Die meisten Väter der Kinder, die sich um mich drängeln, sind Tagelöhner und verbringen die Nachmittage damit herumzusitzen und grüne Blätter zu kauen. Die Männer kommen nicht davon los, auch wenn sie ihr am Morgen verdientes Geld für ihre Sucht aufbrauchen und abends mit leeren Händen nach Hause in ihre ärmliche Behausung und zu ihren hungrigen Kindern zurückkehren. Die Frauen, die mich freundlich anlächeln und ihre orangefarbenen Westen über ihre Bäuche ziehen, haben noch nie in ihrem Leben Geld verdient. Weniger als 20 Prozent der Frauen in Djibouti arbeiten. Frauen kommen aus dem benachbarten Somalia, um in den Herrschaftshäusern zu arbeiten, aber die Frauen aus den ärmsten Vierteln der Stadt sind nicht in bezahlter Arbeit. Mehr als 60 Prozent der Frauen in Djibouti können nicht Lesen oder Schreiben. Chancengleichheit liegt in weiter Ferne.

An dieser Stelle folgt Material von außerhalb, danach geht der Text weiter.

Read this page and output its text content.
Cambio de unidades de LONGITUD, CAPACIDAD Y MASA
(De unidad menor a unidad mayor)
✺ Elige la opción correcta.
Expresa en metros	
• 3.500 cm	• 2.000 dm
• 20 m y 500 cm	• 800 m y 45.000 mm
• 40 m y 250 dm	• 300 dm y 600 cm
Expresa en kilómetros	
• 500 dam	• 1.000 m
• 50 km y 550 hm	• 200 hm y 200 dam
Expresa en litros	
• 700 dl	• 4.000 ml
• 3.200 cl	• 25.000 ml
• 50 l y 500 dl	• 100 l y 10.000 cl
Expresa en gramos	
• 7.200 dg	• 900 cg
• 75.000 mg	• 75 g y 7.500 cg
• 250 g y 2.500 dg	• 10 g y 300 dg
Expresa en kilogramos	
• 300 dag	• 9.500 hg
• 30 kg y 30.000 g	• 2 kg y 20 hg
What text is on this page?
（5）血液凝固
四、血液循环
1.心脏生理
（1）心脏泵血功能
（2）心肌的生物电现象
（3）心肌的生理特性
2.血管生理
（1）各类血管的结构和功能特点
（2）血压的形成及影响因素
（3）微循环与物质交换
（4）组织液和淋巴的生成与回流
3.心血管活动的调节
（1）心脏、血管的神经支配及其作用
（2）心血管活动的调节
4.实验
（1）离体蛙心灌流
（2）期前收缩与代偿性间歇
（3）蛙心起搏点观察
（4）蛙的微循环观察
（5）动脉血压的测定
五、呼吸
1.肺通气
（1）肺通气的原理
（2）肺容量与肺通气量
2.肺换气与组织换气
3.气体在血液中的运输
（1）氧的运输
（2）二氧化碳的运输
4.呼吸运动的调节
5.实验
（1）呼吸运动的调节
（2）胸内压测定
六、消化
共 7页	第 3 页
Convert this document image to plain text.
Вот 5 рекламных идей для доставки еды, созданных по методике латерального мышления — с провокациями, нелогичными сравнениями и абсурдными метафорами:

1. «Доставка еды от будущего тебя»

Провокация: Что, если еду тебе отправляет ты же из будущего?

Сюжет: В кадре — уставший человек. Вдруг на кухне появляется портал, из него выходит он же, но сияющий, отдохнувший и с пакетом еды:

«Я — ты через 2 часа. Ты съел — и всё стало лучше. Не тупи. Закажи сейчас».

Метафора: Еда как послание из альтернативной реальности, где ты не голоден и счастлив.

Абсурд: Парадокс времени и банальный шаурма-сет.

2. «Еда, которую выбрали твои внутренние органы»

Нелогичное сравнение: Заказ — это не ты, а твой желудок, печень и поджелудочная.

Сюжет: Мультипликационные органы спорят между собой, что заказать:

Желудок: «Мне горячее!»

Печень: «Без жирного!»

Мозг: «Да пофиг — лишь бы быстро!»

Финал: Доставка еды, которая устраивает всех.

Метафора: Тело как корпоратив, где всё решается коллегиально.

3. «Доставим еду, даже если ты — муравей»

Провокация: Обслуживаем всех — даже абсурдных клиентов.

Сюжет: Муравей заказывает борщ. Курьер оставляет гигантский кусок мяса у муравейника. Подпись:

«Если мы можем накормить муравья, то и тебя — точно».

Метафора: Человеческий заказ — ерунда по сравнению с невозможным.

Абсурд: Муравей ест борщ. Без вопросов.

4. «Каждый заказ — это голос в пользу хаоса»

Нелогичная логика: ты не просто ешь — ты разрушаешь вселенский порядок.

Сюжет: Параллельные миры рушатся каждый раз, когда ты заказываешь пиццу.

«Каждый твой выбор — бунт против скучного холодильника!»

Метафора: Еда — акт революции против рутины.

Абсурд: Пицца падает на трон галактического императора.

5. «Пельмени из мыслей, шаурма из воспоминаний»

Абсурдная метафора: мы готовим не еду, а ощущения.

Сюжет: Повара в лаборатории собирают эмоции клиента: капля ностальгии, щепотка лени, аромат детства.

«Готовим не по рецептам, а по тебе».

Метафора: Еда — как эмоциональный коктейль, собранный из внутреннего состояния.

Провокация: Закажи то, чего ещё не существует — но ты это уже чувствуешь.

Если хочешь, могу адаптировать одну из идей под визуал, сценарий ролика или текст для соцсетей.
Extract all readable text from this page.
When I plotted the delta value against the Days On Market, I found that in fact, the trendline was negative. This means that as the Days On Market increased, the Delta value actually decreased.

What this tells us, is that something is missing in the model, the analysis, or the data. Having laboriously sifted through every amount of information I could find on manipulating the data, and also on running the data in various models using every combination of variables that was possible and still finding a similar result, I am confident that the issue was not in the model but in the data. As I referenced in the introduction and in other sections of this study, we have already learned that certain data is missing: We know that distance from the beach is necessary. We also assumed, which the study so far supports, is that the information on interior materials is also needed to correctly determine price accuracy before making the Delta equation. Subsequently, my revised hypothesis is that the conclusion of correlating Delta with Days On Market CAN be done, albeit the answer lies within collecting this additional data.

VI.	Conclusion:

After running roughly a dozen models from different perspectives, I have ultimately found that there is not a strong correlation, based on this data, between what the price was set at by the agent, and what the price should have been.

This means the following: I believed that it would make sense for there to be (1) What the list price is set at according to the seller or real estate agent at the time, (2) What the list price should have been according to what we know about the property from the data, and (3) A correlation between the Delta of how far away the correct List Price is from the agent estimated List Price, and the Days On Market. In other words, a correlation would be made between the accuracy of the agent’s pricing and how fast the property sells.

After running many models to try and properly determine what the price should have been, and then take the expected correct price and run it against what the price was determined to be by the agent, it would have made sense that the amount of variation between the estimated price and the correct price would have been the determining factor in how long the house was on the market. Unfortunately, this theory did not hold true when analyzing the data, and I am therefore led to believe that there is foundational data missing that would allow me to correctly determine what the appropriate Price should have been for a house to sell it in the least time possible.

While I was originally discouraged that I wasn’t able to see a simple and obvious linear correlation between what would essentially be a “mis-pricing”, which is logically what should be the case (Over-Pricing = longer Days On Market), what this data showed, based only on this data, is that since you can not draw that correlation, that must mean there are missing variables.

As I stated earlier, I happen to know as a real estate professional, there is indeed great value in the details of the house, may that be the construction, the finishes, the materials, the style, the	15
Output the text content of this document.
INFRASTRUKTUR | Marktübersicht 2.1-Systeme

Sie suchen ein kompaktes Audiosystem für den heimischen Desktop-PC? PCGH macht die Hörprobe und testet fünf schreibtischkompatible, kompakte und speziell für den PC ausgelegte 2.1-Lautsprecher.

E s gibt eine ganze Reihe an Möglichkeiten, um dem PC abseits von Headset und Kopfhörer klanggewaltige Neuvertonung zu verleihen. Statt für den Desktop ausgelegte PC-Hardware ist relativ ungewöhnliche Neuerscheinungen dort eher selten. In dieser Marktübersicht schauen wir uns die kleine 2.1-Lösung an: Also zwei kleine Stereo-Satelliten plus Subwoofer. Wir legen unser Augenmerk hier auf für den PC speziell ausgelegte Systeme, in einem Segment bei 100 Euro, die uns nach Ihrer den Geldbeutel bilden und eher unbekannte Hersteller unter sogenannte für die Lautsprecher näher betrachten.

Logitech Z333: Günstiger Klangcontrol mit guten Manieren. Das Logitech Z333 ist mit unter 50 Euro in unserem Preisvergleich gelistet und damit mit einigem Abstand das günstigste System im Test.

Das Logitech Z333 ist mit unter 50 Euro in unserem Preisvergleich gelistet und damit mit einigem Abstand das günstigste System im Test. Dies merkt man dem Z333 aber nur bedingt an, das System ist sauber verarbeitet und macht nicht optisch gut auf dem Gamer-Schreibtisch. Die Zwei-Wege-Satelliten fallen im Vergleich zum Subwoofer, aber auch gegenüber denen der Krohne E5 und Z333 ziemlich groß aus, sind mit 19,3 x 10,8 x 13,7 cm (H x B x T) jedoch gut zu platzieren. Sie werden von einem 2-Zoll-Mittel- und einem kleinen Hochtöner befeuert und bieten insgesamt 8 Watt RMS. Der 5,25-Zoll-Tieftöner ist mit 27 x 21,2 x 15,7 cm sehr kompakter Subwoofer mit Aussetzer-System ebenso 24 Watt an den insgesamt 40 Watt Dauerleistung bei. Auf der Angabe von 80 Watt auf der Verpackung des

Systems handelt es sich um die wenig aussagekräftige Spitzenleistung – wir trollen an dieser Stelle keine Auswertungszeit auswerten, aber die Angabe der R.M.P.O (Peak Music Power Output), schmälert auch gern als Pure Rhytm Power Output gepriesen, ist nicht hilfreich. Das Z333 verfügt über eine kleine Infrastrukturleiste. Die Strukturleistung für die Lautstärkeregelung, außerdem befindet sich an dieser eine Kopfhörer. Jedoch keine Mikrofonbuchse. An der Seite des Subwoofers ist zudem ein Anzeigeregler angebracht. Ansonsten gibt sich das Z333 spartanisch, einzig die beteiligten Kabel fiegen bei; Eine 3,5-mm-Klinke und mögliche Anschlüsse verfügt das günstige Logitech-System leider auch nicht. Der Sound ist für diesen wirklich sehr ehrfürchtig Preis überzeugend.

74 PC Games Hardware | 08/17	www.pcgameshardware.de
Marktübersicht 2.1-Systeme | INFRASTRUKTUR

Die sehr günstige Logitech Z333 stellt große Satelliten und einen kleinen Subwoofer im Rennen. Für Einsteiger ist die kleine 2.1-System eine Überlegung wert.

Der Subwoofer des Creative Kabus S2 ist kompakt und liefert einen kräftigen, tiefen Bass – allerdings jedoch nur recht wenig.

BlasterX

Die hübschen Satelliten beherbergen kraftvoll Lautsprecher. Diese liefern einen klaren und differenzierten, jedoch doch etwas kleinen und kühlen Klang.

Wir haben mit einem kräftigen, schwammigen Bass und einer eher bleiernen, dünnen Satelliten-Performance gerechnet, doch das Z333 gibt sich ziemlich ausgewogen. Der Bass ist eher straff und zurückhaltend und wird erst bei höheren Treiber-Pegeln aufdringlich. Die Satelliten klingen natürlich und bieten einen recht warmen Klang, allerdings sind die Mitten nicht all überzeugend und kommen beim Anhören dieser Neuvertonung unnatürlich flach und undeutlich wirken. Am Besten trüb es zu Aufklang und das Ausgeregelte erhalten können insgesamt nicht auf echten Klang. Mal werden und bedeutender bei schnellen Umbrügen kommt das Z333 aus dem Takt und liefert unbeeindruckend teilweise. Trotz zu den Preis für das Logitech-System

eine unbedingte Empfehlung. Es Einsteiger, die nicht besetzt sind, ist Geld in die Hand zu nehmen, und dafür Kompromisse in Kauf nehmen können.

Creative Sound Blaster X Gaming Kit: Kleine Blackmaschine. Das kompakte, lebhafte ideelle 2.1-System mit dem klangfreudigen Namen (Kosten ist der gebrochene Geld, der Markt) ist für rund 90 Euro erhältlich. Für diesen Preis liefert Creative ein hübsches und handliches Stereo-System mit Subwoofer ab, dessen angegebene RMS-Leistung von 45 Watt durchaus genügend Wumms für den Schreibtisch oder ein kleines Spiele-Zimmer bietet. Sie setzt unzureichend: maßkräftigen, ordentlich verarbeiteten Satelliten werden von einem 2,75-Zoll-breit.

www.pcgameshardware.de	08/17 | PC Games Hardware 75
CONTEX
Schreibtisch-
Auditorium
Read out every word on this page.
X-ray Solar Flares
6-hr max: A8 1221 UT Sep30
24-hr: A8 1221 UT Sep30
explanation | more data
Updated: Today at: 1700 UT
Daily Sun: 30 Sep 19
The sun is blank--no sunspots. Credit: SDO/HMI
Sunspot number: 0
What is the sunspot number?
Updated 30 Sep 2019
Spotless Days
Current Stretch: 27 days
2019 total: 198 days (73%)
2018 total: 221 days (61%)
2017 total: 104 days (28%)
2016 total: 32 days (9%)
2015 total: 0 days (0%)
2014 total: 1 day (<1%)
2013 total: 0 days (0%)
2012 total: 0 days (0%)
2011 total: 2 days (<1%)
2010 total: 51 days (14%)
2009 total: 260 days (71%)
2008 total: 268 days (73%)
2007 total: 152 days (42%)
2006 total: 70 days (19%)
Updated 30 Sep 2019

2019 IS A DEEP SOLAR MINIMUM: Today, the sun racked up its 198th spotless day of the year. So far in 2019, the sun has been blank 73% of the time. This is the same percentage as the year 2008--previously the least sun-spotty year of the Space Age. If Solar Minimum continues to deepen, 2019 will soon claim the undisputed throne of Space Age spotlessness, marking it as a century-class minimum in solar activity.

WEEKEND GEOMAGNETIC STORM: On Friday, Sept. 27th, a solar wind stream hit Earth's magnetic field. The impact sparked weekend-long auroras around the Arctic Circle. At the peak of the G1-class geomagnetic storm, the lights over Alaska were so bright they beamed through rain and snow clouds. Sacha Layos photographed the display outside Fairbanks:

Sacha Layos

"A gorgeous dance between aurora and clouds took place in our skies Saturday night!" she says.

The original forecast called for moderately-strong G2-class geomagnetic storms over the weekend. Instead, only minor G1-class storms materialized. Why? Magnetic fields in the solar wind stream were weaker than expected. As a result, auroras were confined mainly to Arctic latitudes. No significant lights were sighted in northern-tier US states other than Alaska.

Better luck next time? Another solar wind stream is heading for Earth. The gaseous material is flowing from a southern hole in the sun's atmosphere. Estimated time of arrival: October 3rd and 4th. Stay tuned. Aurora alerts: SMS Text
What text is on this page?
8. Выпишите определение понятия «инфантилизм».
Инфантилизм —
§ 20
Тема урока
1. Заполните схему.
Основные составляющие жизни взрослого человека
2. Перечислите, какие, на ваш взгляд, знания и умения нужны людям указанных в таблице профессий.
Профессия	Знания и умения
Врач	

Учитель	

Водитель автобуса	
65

Jetzt gibt es Arbeit in ihrem Viertel, aber nur für schwangere Frauen, die regelmäßig in den Gemeinschaftsraum kommen, um von den Frauen der NGO und einer älteren Mutter über Ernährung in der Schwangerschaft und andere Dinge zu lernen. Die Frauen konnten sich entscheiden, ob sie die Arbeit selbst machen und dafür Geld auf ein eigenes Bankkonto bekommen, oder ob ein anderes Familienmitglied Arbeit und Geld erhält. Fast alle Frauen haben sich dafür entschieden, selbst zu arbeiten.

Eine Frau in schwarzen Plastikschuhen und einem sehr bunten Kopftuch zieht ihre Maske vom Gesicht. Sie lächelt mich an. Morgen ist Zahltag.